La inocencia
Ya desde el propio título, la debutante Lucía Alemany nos deja caer el sentimiento común sobre el que va a radicar la película. La inocencia (2019), un término que, en su tercera acepción, la RAE define como “candor, sencillez”, dos adjetivos que pueden definir a la perfección a la protagonista de la obra. Porque desde ese punto parte la mirada de una joven que atiende a su particular existencia, con todas las complejidades que ello conlleva, desde un prisma cargado de ingenuidad, y de falta total de malicia y de hipocresía. Al menos, como aspecto natural de su ser.
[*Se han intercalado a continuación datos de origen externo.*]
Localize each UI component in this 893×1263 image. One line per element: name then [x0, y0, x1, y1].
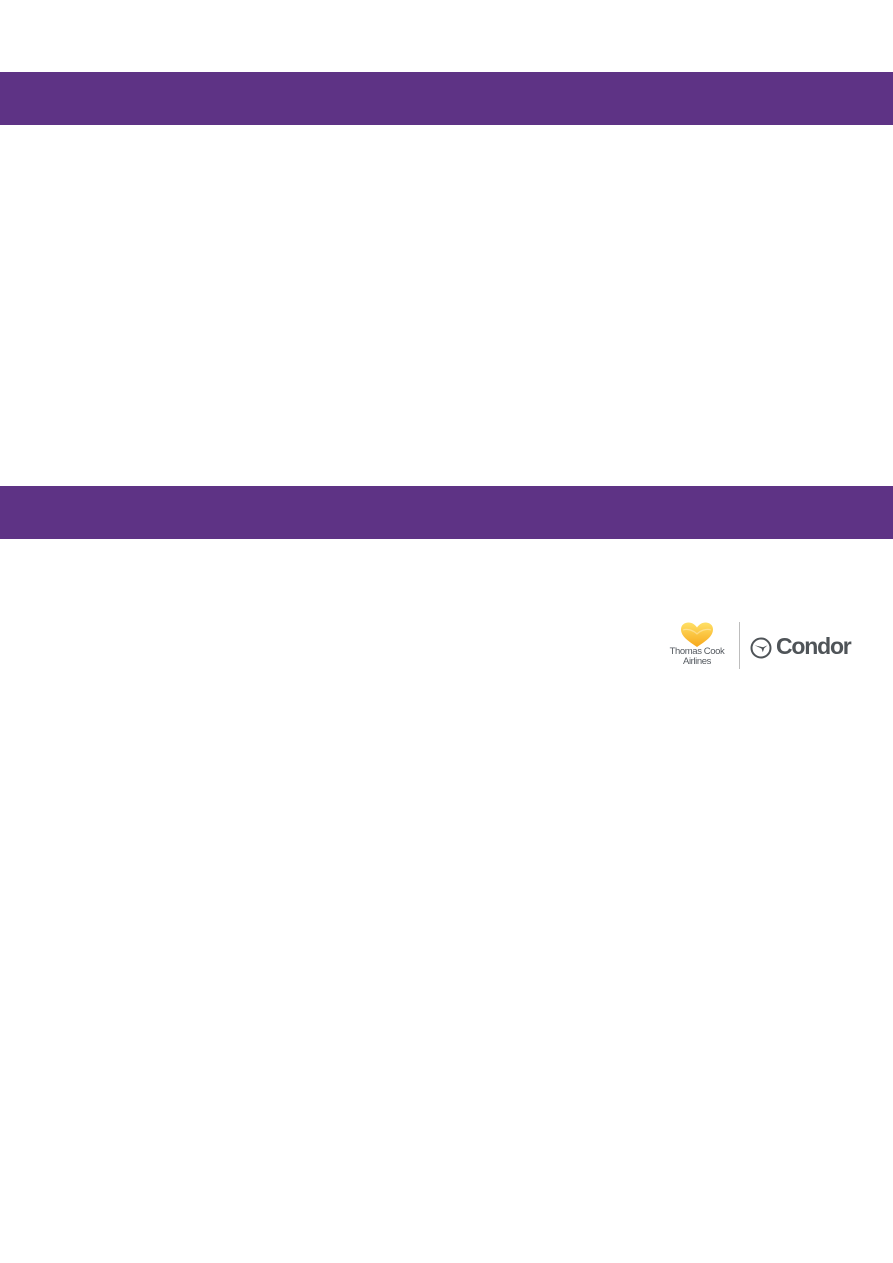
middle-purple-band: [0, 486, 893, 539]
heart-icon: [681, 622, 713, 647]
tc-line-2: Airlines: [683, 655, 711, 667]
logo-divider: [739, 622, 740, 669]
thomas-cook-wordmark: Thomas Cook Airlines: [666, 647, 728, 666]
top-purple-band: [0, 72, 893, 125]
condor-wordmark: Condor: [776, 633, 852, 659]
airline-logo-lockup: Thomas Cook Airlines Condor: [666, 620, 856, 670]
thomas-cook-logo: Thomas Cook Airlines: [666, 620, 728, 670]
tc-line-1: Thomas Cook: [669, 646, 725, 657]
condor-bird-icon: [750, 637, 772, 659]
El problema viene tras tener contacto con todo lo que la rodea, pues eso es lo que irá construyendo una personalidad que poco a poco irá variando de la candidez extrema del principio, en un viaje lleno de verdad por sus cuatro costados.
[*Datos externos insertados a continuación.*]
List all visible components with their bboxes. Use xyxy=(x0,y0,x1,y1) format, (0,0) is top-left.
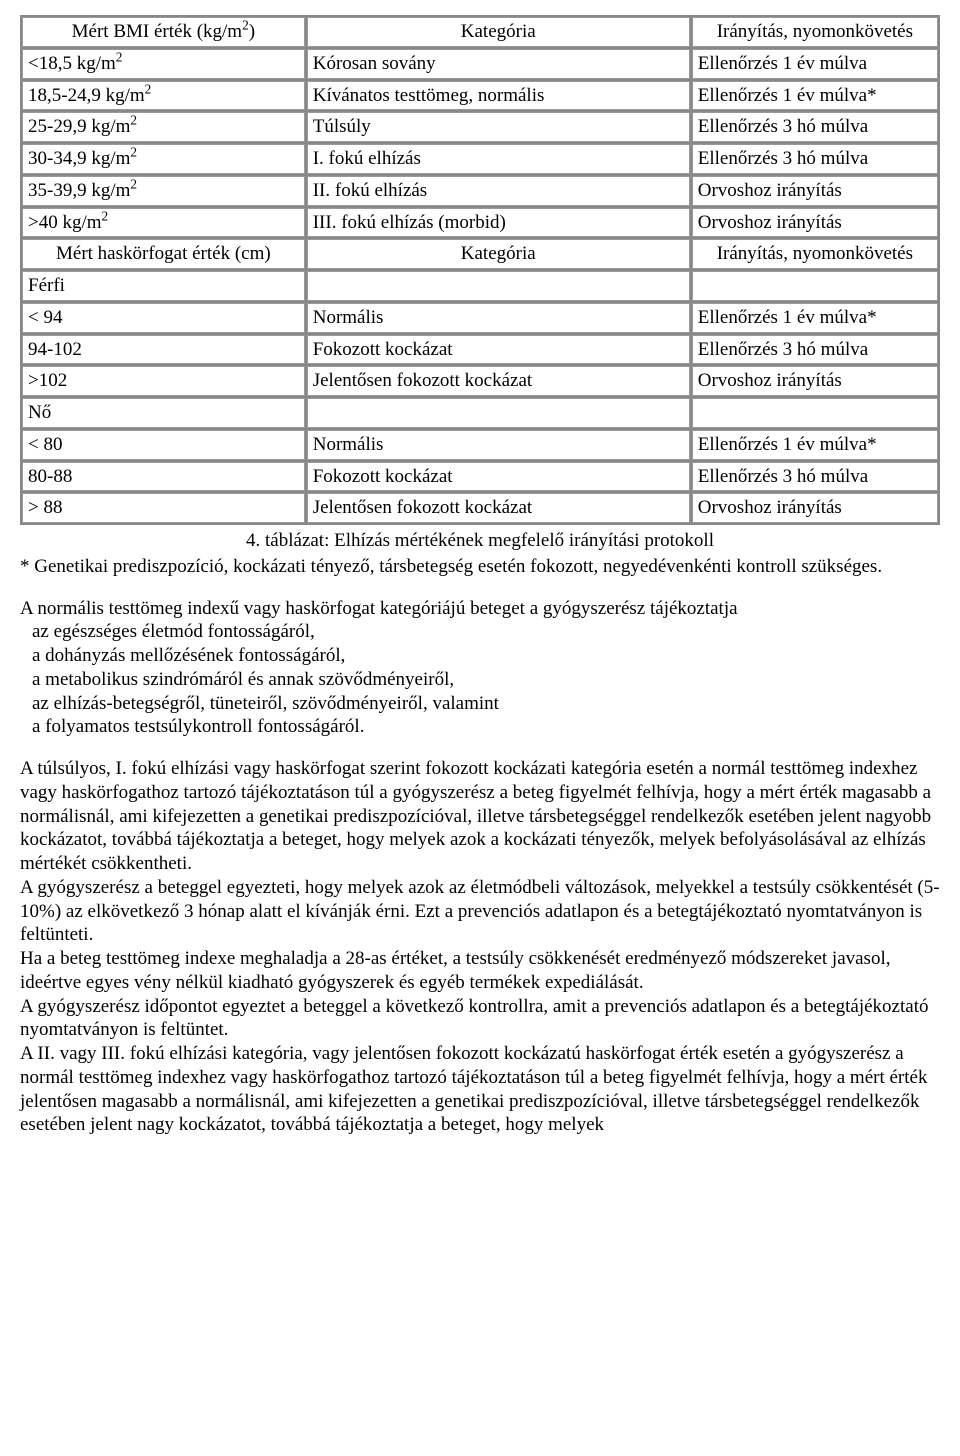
paragraph-normal: A normális testtömeg indexű vagy haskörf… xyxy=(20,597,940,740)
table-cell: II. fokú elhízás xyxy=(307,176,690,206)
table-cell: Ellenőrzés 1 év múlva xyxy=(692,49,938,79)
table-row: 25-29,9 kg/m2TúlsúlyEllenőrzés 3 hó múlv… xyxy=(22,112,938,142)
table-cell: < 80 xyxy=(22,430,305,460)
table-cell: <18,5 kg/m2 xyxy=(22,49,305,79)
table-cell: Orvoshoz irányítás xyxy=(692,176,938,206)
table-caption: 4. táblázat: Elhízás mértékének megfelel… xyxy=(20,529,940,553)
table-cell: Ellenőrzés 3 hó múlva xyxy=(692,462,938,492)
table-cell: Ellenőrzés 1 év múlva* xyxy=(692,303,938,333)
table-cell: Irányítás, nyomonkövetés xyxy=(692,17,938,47)
table-row: 35-39,9 kg/m2II. fokú elhízásOrvoshoz ir… xyxy=(22,176,938,206)
table-cell: Orvoshoz irányítás xyxy=(692,493,938,523)
table-cell xyxy=(307,398,690,428)
table-cell: Kórosan sovány xyxy=(307,49,690,79)
table-cell: Férfi xyxy=(22,271,305,301)
table-cell: Normális xyxy=(307,430,690,460)
table-cell: > 88 xyxy=(22,493,305,523)
table-cell: Ellenőrzés 3 hó múlva xyxy=(692,335,938,365)
table-cell: Kívánatos testtömeg, normális xyxy=(307,81,690,111)
table-cell: Fokozott kockázat xyxy=(307,462,690,492)
table-row: < 80NormálisEllenőrzés 1 év múlva* xyxy=(22,430,938,460)
table-cell: Normális xyxy=(307,303,690,333)
table-row: Nő xyxy=(22,398,938,428)
table-cell: Jelentősen fokozott kockázat xyxy=(307,366,690,396)
list-item: a folyamatos testsúlykontroll fontosságá… xyxy=(20,715,940,739)
table-cell xyxy=(307,271,690,301)
table-cell xyxy=(692,271,938,301)
table-cell: Ellenőrzés 3 hó múlva xyxy=(692,112,938,142)
table-cell: 35-39,9 kg/m2 xyxy=(22,176,305,206)
list-item: a metabolikus szindrómáról és annak szöv… xyxy=(20,668,940,692)
table-cell: 25-29,9 kg/m2 xyxy=(22,112,305,142)
table-cell: I. fokú elhízás xyxy=(307,144,690,174)
table-cell: 18,5-24,9 kg/m2 xyxy=(22,81,305,111)
paragraph-block: A túlsúlyos, I. fokú elhízási vagy haskö… xyxy=(20,757,940,1137)
p3: A túlsúlyos, I. fokú elhízási vagy haskö… xyxy=(20,757,940,876)
table-cell: 30-34,9 kg/m2 xyxy=(22,144,305,174)
table-cell: Nő xyxy=(22,398,305,428)
table-row: >102Jelentősen fokozott kockázatOrvoshoz… xyxy=(22,366,938,396)
list-item: a dohányzás mellőzésének fontosságáról, xyxy=(20,644,940,668)
table-cell: < 94 xyxy=(22,303,305,333)
table-cell: Túlsúly xyxy=(307,112,690,142)
table-row: Férfi xyxy=(22,271,938,301)
table-cell: Kategória xyxy=(307,239,690,269)
bmi-waist-table: Mért BMI érték (kg/m2)KategóriaIrányítás… xyxy=(20,15,940,525)
list-item: az elhízás-betegségről, tüneteiről, szöv… xyxy=(20,692,940,716)
p5: Ha a beteg testtömeg indexe meghaladja a… xyxy=(20,947,940,995)
table-cell xyxy=(692,398,938,428)
table-row: < 94NormálisEllenőrzés 1 év múlva* xyxy=(22,303,938,333)
table-cell: Orvoshoz irányítás xyxy=(692,208,938,238)
footnote: * Genetikai prediszpozíció, kockázati té… xyxy=(20,555,940,579)
p7: A II. vagy III. fokú elhízási kategória,… xyxy=(20,1042,940,1137)
table-cell: Irányítás, nyomonkövetés xyxy=(692,239,938,269)
table-cell: Jelentősen fokozott kockázat xyxy=(307,493,690,523)
p6: A gyógyszerész időpontot egyeztet a bete… xyxy=(20,995,940,1043)
table-row: >40 kg/m2III. fokú elhízás (morbid)Orvos… xyxy=(22,208,938,238)
table-cell: 80-88 xyxy=(22,462,305,492)
p2-intro: A normális testtömeg indexű vagy haskörf… xyxy=(20,597,940,621)
table-cell: 94-102 xyxy=(22,335,305,365)
table-cell: Orvoshoz irányítás xyxy=(692,366,938,396)
table-row: Mért haskörfogat érték (cm)KategóriaIrán… xyxy=(22,239,938,269)
table-cell: Ellenőrzés 3 hó múlva xyxy=(692,144,938,174)
table-row: 94-102Fokozott kockázatEllenőrzés 3 hó m… xyxy=(22,335,938,365)
table-cell: Ellenőrzés 1 év múlva* xyxy=(692,430,938,460)
table-cell: Fokozott kockázat xyxy=(307,335,690,365)
table-row: Mért BMI érték (kg/m2)KategóriaIrányítás… xyxy=(22,17,938,47)
table-row: 18,5-24,9 kg/m2Kívánatos testtömeg, norm… xyxy=(22,81,938,111)
p4: A gyógyszerész a beteggel egyezteti, hog… xyxy=(20,876,940,947)
table-cell: Mért BMI érték (kg/m2) xyxy=(22,17,305,47)
list-item: az egészséges életmód fontosságáról, xyxy=(20,620,940,644)
table-row: > 88Jelentősen fokozott kockázatOrvoshoz… xyxy=(22,493,938,523)
table-row: 30-34,9 kg/m2I. fokú elhízásEllenőrzés 3… xyxy=(22,144,938,174)
table-cell: Mért haskörfogat érték (cm) xyxy=(22,239,305,269)
table-row: 80-88Fokozott kockázatEllenőrzés 3 hó mú… xyxy=(22,462,938,492)
table-cell: Kategória xyxy=(307,17,690,47)
table-cell: >102 xyxy=(22,366,305,396)
table-row: <18,5 kg/m2Kórosan soványEllenőrzés 1 év… xyxy=(22,49,938,79)
table-cell: Ellenőrzés 1 év múlva* xyxy=(692,81,938,111)
table-cell: >40 kg/m2 xyxy=(22,208,305,238)
table-cell: III. fokú elhízás (morbid) xyxy=(307,208,690,238)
Un sentimiento similar, aunque narrado desde una edad completamente distinta, al que ofreció la realizadora Carla Simón en Verano 1993 (2017). Dos propuestas distintas en su forma, pero no tan alejadas en su fondo, pues ambas nacen de la necesidad de retratar una historia lo más honesta posible. No hay pretensión alguna en la ópera prima de Alemany, como tampoco la hubo en la de Simón, más allá de mostrar los conflictos propios de cada uno de los personajes dentro de sus circunstancias. Y, con esos ingredientes, la directora consigue estrenarse con un largometraje que va de cara. Un relato en apariencia sencillo, pero que juega a la perfección con las dificultades puramente humanas que se le plantea.
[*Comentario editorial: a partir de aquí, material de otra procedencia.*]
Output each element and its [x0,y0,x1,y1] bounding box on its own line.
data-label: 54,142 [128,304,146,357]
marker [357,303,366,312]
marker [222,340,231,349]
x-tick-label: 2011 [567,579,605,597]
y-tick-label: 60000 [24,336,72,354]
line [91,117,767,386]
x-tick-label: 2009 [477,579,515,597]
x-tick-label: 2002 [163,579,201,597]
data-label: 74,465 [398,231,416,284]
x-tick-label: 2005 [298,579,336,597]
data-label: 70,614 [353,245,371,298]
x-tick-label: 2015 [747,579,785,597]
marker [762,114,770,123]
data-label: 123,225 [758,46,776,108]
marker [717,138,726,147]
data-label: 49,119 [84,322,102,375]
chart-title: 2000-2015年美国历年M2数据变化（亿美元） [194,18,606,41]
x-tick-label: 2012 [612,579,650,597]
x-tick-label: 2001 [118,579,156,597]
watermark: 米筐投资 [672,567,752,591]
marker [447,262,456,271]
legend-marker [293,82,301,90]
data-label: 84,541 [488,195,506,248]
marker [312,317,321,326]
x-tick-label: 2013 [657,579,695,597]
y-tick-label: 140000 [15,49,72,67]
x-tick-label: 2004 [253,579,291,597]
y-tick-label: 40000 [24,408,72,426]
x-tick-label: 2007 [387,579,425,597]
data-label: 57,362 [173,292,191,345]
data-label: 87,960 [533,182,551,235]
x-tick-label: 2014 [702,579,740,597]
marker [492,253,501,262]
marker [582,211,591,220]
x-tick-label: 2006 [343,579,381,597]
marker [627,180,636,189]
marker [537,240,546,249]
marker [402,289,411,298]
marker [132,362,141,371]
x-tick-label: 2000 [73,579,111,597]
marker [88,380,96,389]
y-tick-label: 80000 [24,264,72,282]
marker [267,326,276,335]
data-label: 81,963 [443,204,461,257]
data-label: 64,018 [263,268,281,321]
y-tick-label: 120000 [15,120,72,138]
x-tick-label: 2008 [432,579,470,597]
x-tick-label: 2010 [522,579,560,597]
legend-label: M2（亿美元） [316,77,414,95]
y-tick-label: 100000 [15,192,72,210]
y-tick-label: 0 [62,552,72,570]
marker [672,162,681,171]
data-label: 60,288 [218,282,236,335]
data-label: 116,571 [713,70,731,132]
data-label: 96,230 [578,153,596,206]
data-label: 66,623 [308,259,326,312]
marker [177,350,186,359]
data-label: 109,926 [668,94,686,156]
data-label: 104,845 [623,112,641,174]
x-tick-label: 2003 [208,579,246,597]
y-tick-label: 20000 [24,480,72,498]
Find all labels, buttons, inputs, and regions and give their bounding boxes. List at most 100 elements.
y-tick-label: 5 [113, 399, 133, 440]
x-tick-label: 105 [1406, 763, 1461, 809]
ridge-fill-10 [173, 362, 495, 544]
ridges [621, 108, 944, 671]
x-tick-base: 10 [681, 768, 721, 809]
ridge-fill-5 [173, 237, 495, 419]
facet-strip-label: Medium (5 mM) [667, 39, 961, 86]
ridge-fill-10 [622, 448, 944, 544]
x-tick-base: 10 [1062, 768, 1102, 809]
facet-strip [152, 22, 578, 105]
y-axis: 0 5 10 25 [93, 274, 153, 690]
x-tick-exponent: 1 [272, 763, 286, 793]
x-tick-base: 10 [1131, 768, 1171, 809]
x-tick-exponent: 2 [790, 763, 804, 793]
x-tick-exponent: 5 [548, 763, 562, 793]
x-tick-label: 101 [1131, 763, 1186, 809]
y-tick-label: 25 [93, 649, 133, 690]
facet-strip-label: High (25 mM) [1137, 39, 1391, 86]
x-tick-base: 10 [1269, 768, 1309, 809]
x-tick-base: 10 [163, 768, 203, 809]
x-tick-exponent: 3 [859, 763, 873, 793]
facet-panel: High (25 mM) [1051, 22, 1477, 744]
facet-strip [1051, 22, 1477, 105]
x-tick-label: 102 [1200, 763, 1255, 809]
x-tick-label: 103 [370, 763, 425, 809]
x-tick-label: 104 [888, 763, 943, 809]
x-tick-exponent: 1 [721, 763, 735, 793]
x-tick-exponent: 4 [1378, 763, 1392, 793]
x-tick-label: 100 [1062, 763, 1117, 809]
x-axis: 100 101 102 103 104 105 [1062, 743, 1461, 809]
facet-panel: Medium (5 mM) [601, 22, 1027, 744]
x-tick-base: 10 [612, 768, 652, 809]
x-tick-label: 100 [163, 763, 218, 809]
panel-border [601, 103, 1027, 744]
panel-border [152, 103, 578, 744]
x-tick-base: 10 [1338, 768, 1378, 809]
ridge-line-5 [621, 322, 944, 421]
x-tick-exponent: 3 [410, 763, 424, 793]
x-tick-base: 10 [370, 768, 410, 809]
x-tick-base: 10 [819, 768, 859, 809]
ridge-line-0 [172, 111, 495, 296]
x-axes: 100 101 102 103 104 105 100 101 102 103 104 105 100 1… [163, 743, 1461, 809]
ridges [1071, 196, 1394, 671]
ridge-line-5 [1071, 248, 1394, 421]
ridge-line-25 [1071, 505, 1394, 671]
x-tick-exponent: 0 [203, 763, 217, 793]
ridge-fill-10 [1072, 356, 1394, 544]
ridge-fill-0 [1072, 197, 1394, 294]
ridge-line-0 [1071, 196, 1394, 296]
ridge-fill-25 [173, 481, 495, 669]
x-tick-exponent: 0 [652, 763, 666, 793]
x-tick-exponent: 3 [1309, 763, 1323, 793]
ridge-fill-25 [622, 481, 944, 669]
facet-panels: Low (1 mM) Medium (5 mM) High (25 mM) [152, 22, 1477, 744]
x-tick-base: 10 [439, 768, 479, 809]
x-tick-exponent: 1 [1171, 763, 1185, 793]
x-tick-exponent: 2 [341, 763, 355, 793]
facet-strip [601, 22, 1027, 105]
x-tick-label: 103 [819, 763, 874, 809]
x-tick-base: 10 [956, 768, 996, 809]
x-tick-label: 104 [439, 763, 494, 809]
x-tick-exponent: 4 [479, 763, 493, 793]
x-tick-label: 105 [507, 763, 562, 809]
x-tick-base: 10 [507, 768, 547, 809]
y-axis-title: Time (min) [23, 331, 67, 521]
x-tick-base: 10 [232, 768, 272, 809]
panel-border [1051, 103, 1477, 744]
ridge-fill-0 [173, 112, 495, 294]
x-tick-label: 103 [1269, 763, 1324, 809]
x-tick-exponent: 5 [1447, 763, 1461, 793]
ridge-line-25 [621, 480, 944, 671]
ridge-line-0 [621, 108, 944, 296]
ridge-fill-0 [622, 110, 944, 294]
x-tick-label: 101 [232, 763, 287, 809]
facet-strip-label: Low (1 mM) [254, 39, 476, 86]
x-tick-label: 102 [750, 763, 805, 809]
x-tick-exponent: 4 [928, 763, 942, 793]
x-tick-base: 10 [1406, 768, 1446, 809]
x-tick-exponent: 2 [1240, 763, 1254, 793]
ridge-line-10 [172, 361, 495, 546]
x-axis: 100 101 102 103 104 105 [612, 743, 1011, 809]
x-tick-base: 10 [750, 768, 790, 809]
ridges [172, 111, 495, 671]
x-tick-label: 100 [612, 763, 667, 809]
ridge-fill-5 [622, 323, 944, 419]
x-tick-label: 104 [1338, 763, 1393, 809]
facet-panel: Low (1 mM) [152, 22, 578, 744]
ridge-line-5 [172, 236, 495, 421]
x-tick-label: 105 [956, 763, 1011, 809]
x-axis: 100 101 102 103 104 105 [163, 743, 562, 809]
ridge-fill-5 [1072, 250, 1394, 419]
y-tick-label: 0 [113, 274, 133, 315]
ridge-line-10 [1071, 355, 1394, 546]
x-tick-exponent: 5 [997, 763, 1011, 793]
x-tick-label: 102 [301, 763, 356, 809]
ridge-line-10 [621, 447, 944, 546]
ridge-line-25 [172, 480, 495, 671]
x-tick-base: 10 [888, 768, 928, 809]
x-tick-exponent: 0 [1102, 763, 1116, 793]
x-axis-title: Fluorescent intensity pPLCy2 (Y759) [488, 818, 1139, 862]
Porque el personaje de Carmen Arrufat (no olviden el nombre de esta chica) puede verse identificado con cualquiera de nosotros. Sus problemas pueden ser los nuestros. Los de una joven que de un día para otro se convierte en adulta. Sin pretenderlo, sin esperarlo, sin que nadie le haya explicado antes cómo se afronta ese paso tan delicado. Y más aún en una atmósfera como la suya. Un ambiente expuesto a las inquinas pueblerinas y al de un sentido de vida conservador. De sentirse observada en todo momento. Del qué dirán, papel que asume con absoluta realidad Laia Marull. El de una madre protectora y criada bajo determinados patrones de antaño. Pero también segura de sí misma y con la sabiduría suficiente para saber ver el mundo por sus ojos. Sin que nadie más le diga cómo hacerlo. O el de Sergi López. Ese que también puede ser el padre de cualquiera, que se adentra en su propio rol y no tiene más luces que las que aporta su absoluto artificio. El que dictan los cánones, y del que -a su juicio- únicamente puede brotar vergüenza si se ve dañado en su orgullo. Nada suena a novedad, pero todo está hecho con gusto.
Lis es una adolescente que sueña con convertirse en artista de circo y salir de su pueblo, aunque sabe que para conseguirlo tendrá que pelearlo duramente con sus padres. Es verano y Lis se pasa el día jugando en las calles con sus amigas y tonteando con su novio, unos años mayor que ella. La falta de intimidad y el chismorreo constante de los vecinos obligan a Lis a llevar esa relación en secreto para que sus padres no se enteren. Pero ese verano idílico llega a su fin y, con el inicio del otoño, su vida dará un giro hacia la necesidad de tomar decisiones que hace no mucho parecían muy lejanas.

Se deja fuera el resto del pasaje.